お風呂上がりでノーセットの、少し濡れた髪がセクシーだ。
寝巻きであろうTシャツにスウェットというダル着ですら着こなしてしまう。
せんぱいのこんなオフの姿を
心の中で悶えながら、いただきますをする。
「ごはん、ありがとうございます」
「ぜんぜん。口に合えばいーけど」
「⋯⋯ん!めちゃくちゃおいしいです!」
「よかった」
「ほんとにおいしい⋯⋯」
かっこよくてやさしくて、仕事も料理もできるなんて。
完璧じゃないか。
顔のすべての筋肉が緩んでいる気がする。
そんなわたしを見て、せんぱいはうれしそうに笑っていた。
「料理はよくするんですか?」
「うん。会食がないときは」
「へぇぇ!お忙しいのに、すごい⋯⋯」
「青葉も毎日つくってるでしょ?」
「まあ、簡単なものばかりですが⋯⋯」
「おれもおんなじもんだよ。パスタ茹でてソースかけて終わり」
そういえば、せんぱいは大学生のときもひとり暮らしをしていた。
手際の良さが料理歴の長さを物語っている。
「そういえば、考えたんだけどさ」
「?はい」
「あした、一緒に青葉んち帰ろ」
「えっ!?」
「それで、おれがストーカー撃退する」
「えええ⋯⋯」
なんと。
せんぱいが、わたしの身の安全を確保するために、体を張るというのか。
「で、でもあの、どんな人かまったくわからなくて⋯⋯」
「あした探せばいいよ。
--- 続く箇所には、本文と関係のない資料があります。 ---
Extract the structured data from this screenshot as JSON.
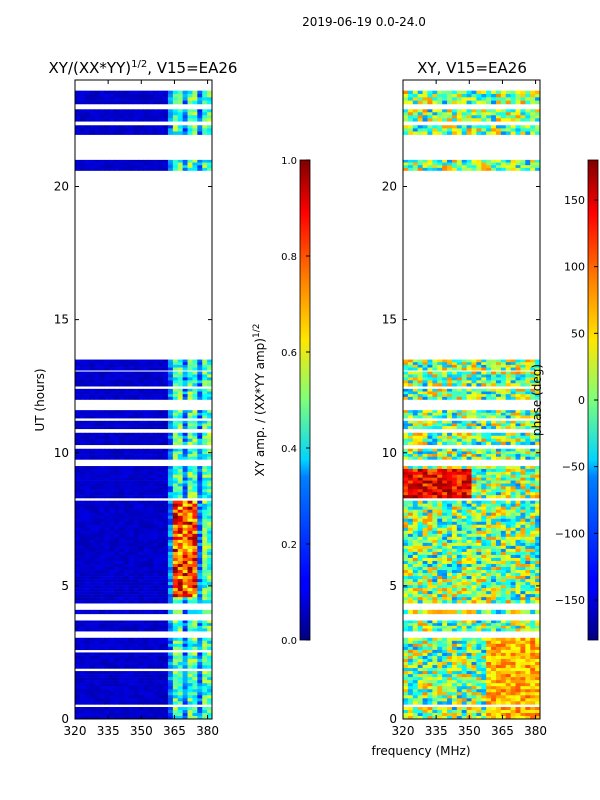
{
  "figure_title": "2019-06-19 0.0-24.0",
  "xlabel_shared": "frequency (MHz)",
  "chart_data": [
    {
      "type": "heatmap",
      "title_prefix": "XY/(XX*YY)",
      "title_exp": "1/2",
      "title_suffix": ", V15=EA26",
      "ylabel": "UT (hours)",
      "xlim": [
        320,
        382
      ],
      "ylim": [
        0,
        24
      ],
      "xticks": [
        320,
        335,
        350,
        365,
        380
      ],
      "yticks": [
        0,
        5,
        10,
        15,
        20
      ],
      "colorbar": {
        "label_prefix": "XY amp. / (XX*YY amp)",
        "label_exp": "1/2",
        "range": [
          0.0,
          1.0
        ],
        "ticks": [
          0.0,
          0.2,
          0.4,
          0.6,
          0.8,
          1.0
        ],
        "tick_labels": [
          "0.0",
          "0.2",
          "0.4",
          "0.6",
          "0.8",
          "1.0"
        ]
      },
      "data_bands_hours": [
        [
          0.0,
          0.45
        ],
        [
          0.55,
          1.8
        ],
        [
          1.9,
          2.5
        ],
        [
          2.6,
          3.05
        ],
        [
          3.3,
          3.7
        ],
        [
          3.95,
          4.1
        ],
        [
          4.35,
          8.2
        ],
        [
          8.3,
          9.5
        ],
        [
          9.75,
          10.15
        ],
        [
          10.3,
          10.75
        ],
        [
          10.9,
          11.2
        ],
        [
          11.3,
          11.6
        ],
        [
          12.0,
          12.4
        ],
        [
          12.5,
          13.05
        ],
        [
          13.1,
          13.5
        ],
        [
          20.6,
          21.0
        ],
        [
          21.95,
          22.3
        ],
        [
          22.45,
          22.9
        ],
        [
          23.1,
          23.6
        ]
      ],
      "high_amp_hours": [
        4.3,
        8.0
      ],
      "high_amp_channels_MHz": [
        364,
        376
      ],
      "colormap": "jet"
    },
    {
      "type": "heatmap",
      "title": "XY, V15=EA26",
      "xlim": [
        320,
        382
      ],
      "ylim": [
        0,
        24
      ],
      "xticks": [
        320,
        335,
        350,
        365,
        380
      ],
      "yticks": [
        0,
        5,
        10,
        15,
        20
      ],
      "colorbar": {
        "label": "phase (deg)",
        "range": [
          -180,
          180
        ],
        "ticks": [
          -150,
          -100,
          -50,
          0,
          50,
          100,
          150
        ],
        "tick_labels": [
          "−150",
          "−100",
          "−50",
          "0",
          "50",
          "100",
          "150"
        ]
      },
      "data_bands_hours": [
        [
          0.0,
          0.45
        ],
        [
          0.55,
          3.05
        ],
        [
          3.3,
          3.7
        ],
        [
          3.95,
          4.1
        ],
        [
          4.35,
          8.2
        ],
        [
          8.3,
          9.5
        ],
        [
          9.75,
          10.15
        ],
        [
          10.3,
          10.75
        ],
        [
          10.9,
          11.2
        ],
        [
          11.3,
          11.6
        ],
        [
          12.0,
          12.4
        ],
        [
          12.5,
          13.05
        ],
        [
          13.1,
          13.5
        ],
        [
          20.6,
          21.0
        ],
        [
          21.95,
          22.3
        ],
        [
          22.45,
          22.9
        ],
        [
          23.1,
          23.6
        ]
      ],
      "colormap": "jet"
    }
  ]
}
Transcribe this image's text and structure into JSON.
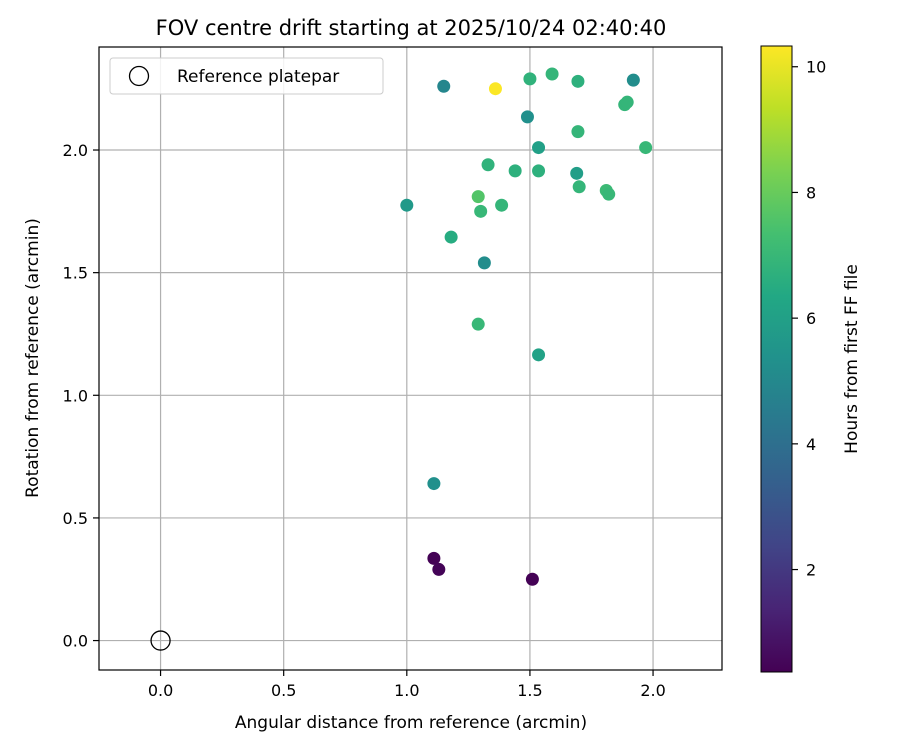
{
  "chart_data": {
    "type": "scatter",
    "title": "FOV centre drift starting at 2025/10/24 02:40:40",
    "xlabel": "Angular distance from reference (arcmin)",
    "ylabel": "Rotation from reference (arcmin)",
    "xlim": [
      -0.25,
      2.28
    ],
    "ylim": [
      -0.12,
      2.42
    ],
    "xticks": [
      0.0,
      0.5,
      1.0,
      1.5,
      2.0
    ],
    "xtick_labels": [
      "0.0",
      "0.5",
      "1.0",
      "1.5",
      "2.0"
    ],
    "yticks": [
      0.0,
      0.5,
      1.0,
      1.5,
      2.0
    ],
    "ytick_labels": [
      "0.0",
      "0.5",
      "1.0",
      "1.5",
      "2.0"
    ],
    "grid": true,
    "legend": {
      "position": "top-left",
      "entries": [
        {
          "label": "Reference platepar",
          "marker": "open-circle"
        }
      ]
    },
    "reference_point": {
      "x": 0.0,
      "y": 0.0
    },
    "colorbar": {
      "label": "Hours from first FF file",
      "colormap": "viridis",
      "range": [
        0.37,
        10.33
      ],
      "ticks": [
        2,
        4,
        6,
        8,
        10
      ],
      "tick_labels": [
        "2",
        "4",
        "6",
        "8",
        "10"
      ]
    },
    "points": [
      {
        "x": 1.11,
        "y": 0.335,
        "hours": 0.4
      },
      {
        "x": 1.13,
        "y": 0.29,
        "hours": 0.45
      },
      {
        "x": 1.51,
        "y": 0.25,
        "hours": 0.4
      },
      {
        "x": 1.11,
        "y": 0.64,
        "hours": 5.3
      },
      {
        "x": 1.0,
        "y": 1.775,
        "hours": 5.7
      },
      {
        "x": 1.15,
        "y": 2.26,
        "hours": 4.9
      },
      {
        "x": 1.18,
        "y": 1.645,
        "hours": 6.5
      },
      {
        "x": 1.29,
        "y": 1.81,
        "hours": 7.6
      },
      {
        "x": 1.29,
        "y": 1.29,
        "hours": 7.0
      },
      {
        "x": 1.3,
        "y": 1.75,
        "hours": 7.0
      },
      {
        "x": 1.315,
        "y": 1.54,
        "hours": 5.2
      },
      {
        "x": 1.33,
        "y": 1.94,
        "hours": 6.8
      },
      {
        "x": 1.36,
        "y": 2.25,
        "hours": 10.3
      },
      {
        "x": 1.385,
        "y": 1.775,
        "hours": 6.9
      },
      {
        "x": 1.44,
        "y": 1.915,
        "hours": 6.7
      },
      {
        "x": 1.49,
        "y": 2.135,
        "hours": 5.3
      },
      {
        "x": 1.5,
        "y": 2.29,
        "hours": 6.8
      },
      {
        "x": 1.535,
        "y": 1.915,
        "hours": 6.7
      },
      {
        "x": 1.535,
        "y": 2.01,
        "hours": 6.0
      },
      {
        "x": 1.535,
        "y": 1.165,
        "hours": 6.1
      },
      {
        "x": 1.59,
        "y": 2.31,
        "hours": 6.9
      },
      {
        "x": 1.69,
        "y": 1.905,
        "hours": 5.9
      },
      {
        "x": 1.695,
        "y": 2.28,
        "hours": 6.7
      },
      {
        "x": 1.695,
        "y": 2.075,
        "hours": 6.9
      },
      {
        "x": 1.7,
        "y": 1.85,
        "hours": 6.9
      },
      {
        "x": 1.81,
        "y": 1.835,
        "hours": 7.1
      },
      {
        "x": 1.82,
        "y": 1.82,
        "hours": 7.0
      },
      {
        "x": 1.885,
        "y": 2.185,
        "hours": 6.9
      },
      {
        "x": 1.895,
        "y": 2.195,
        "hours": 6.9
      },
      {
        "x": 1.92,
        "y": 2.285,
        "hours": 5.2
      },
      {
        "x": 1.97,
        "y": 2.01,
        "hours": 7.0
      }
    ]
  }
}
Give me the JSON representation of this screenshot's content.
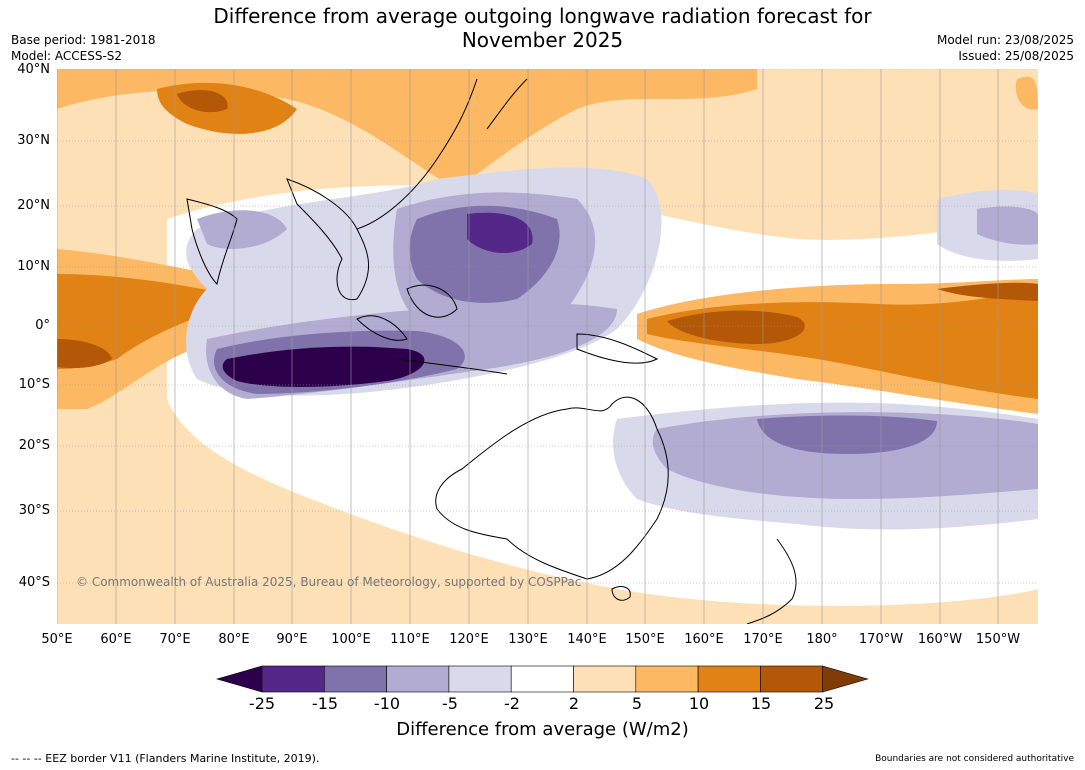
{
  "title_line1": "Difference from average outgoing longwave radiation forecast for",
  "title_line2": "November 2025",
  "base_period": "Base period: 1981-2018",
  "model": "Model: ACCESS-S2",
  "model_run": "Model run: 23/08/2025",
  "issued": "Issued: 25/08/2025",
  "copyright": "© Commonwealth of Australia 2025, Bureau of Meteorology, supported by COSPPac",
  "lat_labels": [
    "40°N",
    "30°N",
    "20°N",
    "10°N",
    "0°",
    "10°S",
    "20°S",
    "30°S",
    "40°S"
  ],
  "lon_labels": [
    "50°E",
    "60°E",
    "70°E",
    "80°E",
    "90°E",
    "100°E",
    "110°E",
    "120°E",
    "130°E",
    "140°E",
    "150°E",
    "160°E",
    "170°E",
    "180°",
    "170°W",
    "160°W",
    "150°W"
  ],
  "colorbar": {
    "ticks": [
      "-25",
      "-15",
      "-10",
      "-5",
      "-2",
      "2",
      "5",
      "10",
      "15",
      "25"
    ],
    "colors": [
      "#2d004b",
      "#542788",
      "#8073ac",
      "#b2abd2",
      "#d8daeb",
      "#ffffff",
      "#fee0b6",
      "#fdb863",
      "#e08214",
      "#b35806",
      "#7f3b08"
    ],
    "title": "Difference from average (W/m2)"
  },
  "footer_left": "--  --  -- EEZ border V11 (Flanders Marine Institute, 2019).",
  "footer_right": "Boundaries are not considered authoritative"
}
てか、ぜったい見つかる」
心強い。
頼ってもいいのだろうか。
「あ、でもせんぱい、車⋯⋯」
「ああ、電車で行くよ」
「ええっ、いいんですか⋯⋯」
「うん。久しぶりだな電車」
わくわくしてる。
なんだか楽しそうだ。
「あ、でさ。都合いいから、青葉の彼氏のふりしていい?」
「!?」
「ほら、ストーカーにはさ、彼氏って言ったほうがぜったい効き目あるじゃん」
それは、そうだろうけど⋯⋯
「う、あ、あの、わたしは、特に支障はないのですが、せんぱいは⋯⋯」
「ふ。おれから言い出してんだから、ないに決まってんじゃん」
「そ、そうですか⋯⋯」
せんぱいが、彼氏(仮)に、なった。
彼氏といっても、ストーカー撃退のための呼称でしかなく、恋人という意味合いや好意なんてものは一切ない。
ないとはわかっていても、なんだかむずむずする。
あの頃から、みんなの憧れの的で、きらきらしていて、かっこよくて、やさしくて。
わたしももちろん、憧れていたしがない後輩のひとりだ。
そんなせんぱいと、いろいろな、本当にいろいろな運が重なって、今この瞬間がある。
「とりあえず、きょうはもう寝よ。あしたに備えて、体調万全にしような」
「はい。あ、あの、よろしくお願いします⋯⋯」
「ん、こちらこそ」
ごちそうさまをし、皿洗いを買って出ようと思ったら、食洗機があると先手を打たれた。
おとなしく引き下がって食洗機にお任せし、一緒に歯磨きをする。
「いちごだ⋯⋯」
「ミント苦手なんだよ」
意外すぎる。少し恥ずかしそうなせんぱい。
外ではバリバリなせんぱいが、実はいちごの甘い歯磨き粉を使っているなんて。
こんなギャップ、狙ってやってないんだったら、本当に罪なひとだ。
「(沼な予感がする⋯⋯)」
嵌ってしまってはだめな沼。
せんぱいにとっては、危険な状況にある大学の後輩を気にかけているだけに過ぎない。
わたしとは世界がちがうひとだ、心にブレーキをかけて接さないと、あっという間に落ちてしまいそう。
「じゃ、おれは隣の部屋にいるから」
「はい、おやすみなさい」
「おやすみ」
わたしがお借りしているお部屋の隣が寝室らしい。
最後に挨拶をしてから、それぞれのお部屋に入った。
「(ふぅ⋯⋯)」
きょうもつかれたなあ⋯⋯。
いろいろなことが起こった1日だった。
ふかふかで広いソファベッドに寝転ぶ。
「(いいにおい⋯⋯)」
清潔なせっけんの香り。
安心感が心を包み、自然とまぶたが重くなる。
家を空けていることについても、気にならないわけではないが、あした帰るという約束があるおかげで、あした考えればいいや、と思考を放棄できる。
こんなに安心して目をつぶれたのはいつぶりだろうか。
久しぶりの安眠の予感を胸に、眠りへと落ちていった。
───アラームをかけ忘れたことに気づくのは、次の日の朝のこと。